With the Super Bowl coming up as restaurants, breweries and wineries reopen, health officials fear it could become a “super spreader” event. That’s likely what led to a ban on turning on televisions at the eateries.

“It will be tragic if the Super Bowl becomes the Super Spreader of coronavirus,” L.A. County Health Director Barbara Ferrer said Wednesday, urging residents to avoid gatherings and refrain from throwing Super Bowl parties.

Ferrer warned that if the reopenings cause another spike in infections that again strains hospitals, the county will see strict restrictions return.

“It is really up to us whether we can sustain reopenings without jeopardizing each other’s health and our ability to get more schools to reopen,” Ferrer said Wednesday. “The only way for this to occur is to keep doing what keeps the virus in check.”

Davis said diners should keep their masks on as much as possible, especially when a server approaches or when leaving the table. He also advised restaurant patrons to wash their hands often and bring hand sanitizer with them.

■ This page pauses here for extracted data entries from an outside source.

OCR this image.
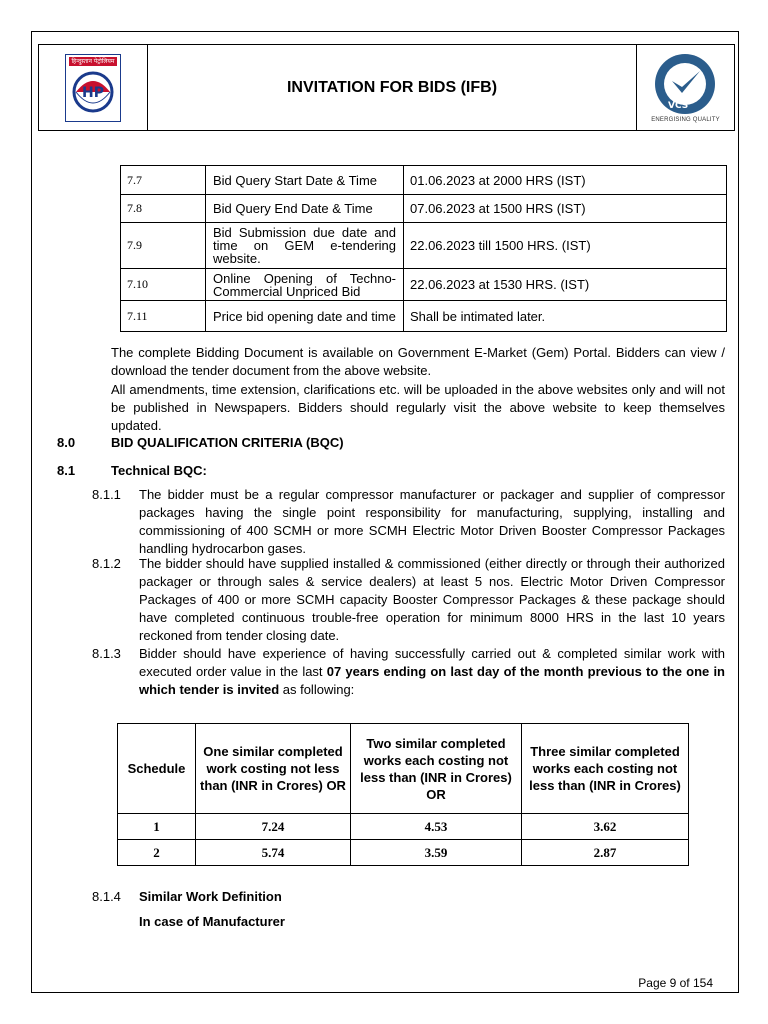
हिन्दुस्तान पेट्रोलियम
HP	INVITATION FOR BIDS (IFB)
VCS
ENERGISING QUALITY
7.7	Bid Query Start Date & Time	01.06.2023 at 2000 HRS (IST)
7.8	Bid Query End Date & Time	07.06.2023 at 1500 HRS (IST)
7.9	Bid Submission due date and time on GEM e-tendering website.	22.06.2023 till 1500 HRS. (IST)
7.10	Online Opening of Techno-Commercial Unpriced Bid	22.06.2023 at 1530 HRS. (IST)
7.11	Price bid opening date and time	Shall be intimated later.
The complete Bidding Document is available on Government E-Market (Gem) Portal. Bidders can view / download the tender document from the above website.
All amendments, time extension, clarifications etc. will be uploaded in the above websites only and will not be published in Newspapers. Bidders should regularly visit the above website to keep themselves updated.
8.0	BID QUALIFICATION CRITERIA (BQC)
8.1	Technical BQC:
8.1.1 The bidder must be a regular compressor manufacturer or packager and supplier of compressor packages having the single point responsibility for manufacturing, supplying, installing and commissioning of 400 SCMH or more SCMH Electric Motor Driven Booster Compressor Packages handling hydrocarbon gases.
8.1.2 The bidder should have supplied installed & commissioned (either directly or through their authorized packager or through sales & service dealers) at least 5 nos. Electric Motor Driven Compressor Packages of 400 or more SCMH capacity Booster Compressor Packages & these package should have completed continuous trouble-free operation for minimum 8000 HRS in the last 10 years reckoned from tender closing date.
8.1.3 Bidder should have experience of having successfully carried out & completed similar work with executed order value in the last 07 years ending on last day of the month previous to the one in which tender is invited as following:
Schedule	One similar completed work costing not less than (INR in Crores) OR	Two similar completed works each costing not less than (INR in Crores) OR	Three similar completed works each costing not less than (INR in Crores)
1	7.24	4.53	3.62
2	5.74	3.59	2.87
8.1.4 Similar Work Definition
In case of Manufacturer
Page 9 of 154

“Restaurants will take steps to protect customers so we need customers to take steps to protect restaurant staff as well as others around them,” the health officer said. 

Asked about how the county plans to enforce the rule that only members of the same household can dine out together, Davis said: “we’re hoping that everybody does the right thing,” adding that restaurants have to put up signs and inform customers about the restriction. 

Bars and restaurants have been among the hardest hit as the county scrambled to put restrictions in place to stem the spread of the virus.

“This is the best gift ever that we are open back for outdoor dining,” said AJ Cavali, manager at Crave Cafe in Studio City.

The restaurant manager said Crave lost 95% of its business with the closures and fought hard to survive. That’s the reality for businesses in the region, many of which reported having to lay off staff or shut down completely as they felt the financial crush of the closures.

L.A. County suspended in-person dining on Nov. 25, saying the ban would last at least three weeks due to an unprecedented surge in coronavirus cases. Before that, residents were only allowed to eat outdoors at restaurants — many of which had expanded onto sidewalks and bought canopies to comply with the rules.

A judge later limited the local dining ban to three weeks. But restaurants in L.A. County still couldn’t open because of the state’s stay-at-home order, which initially was set to ban in-person dining at restaurants until at least Dec. 27.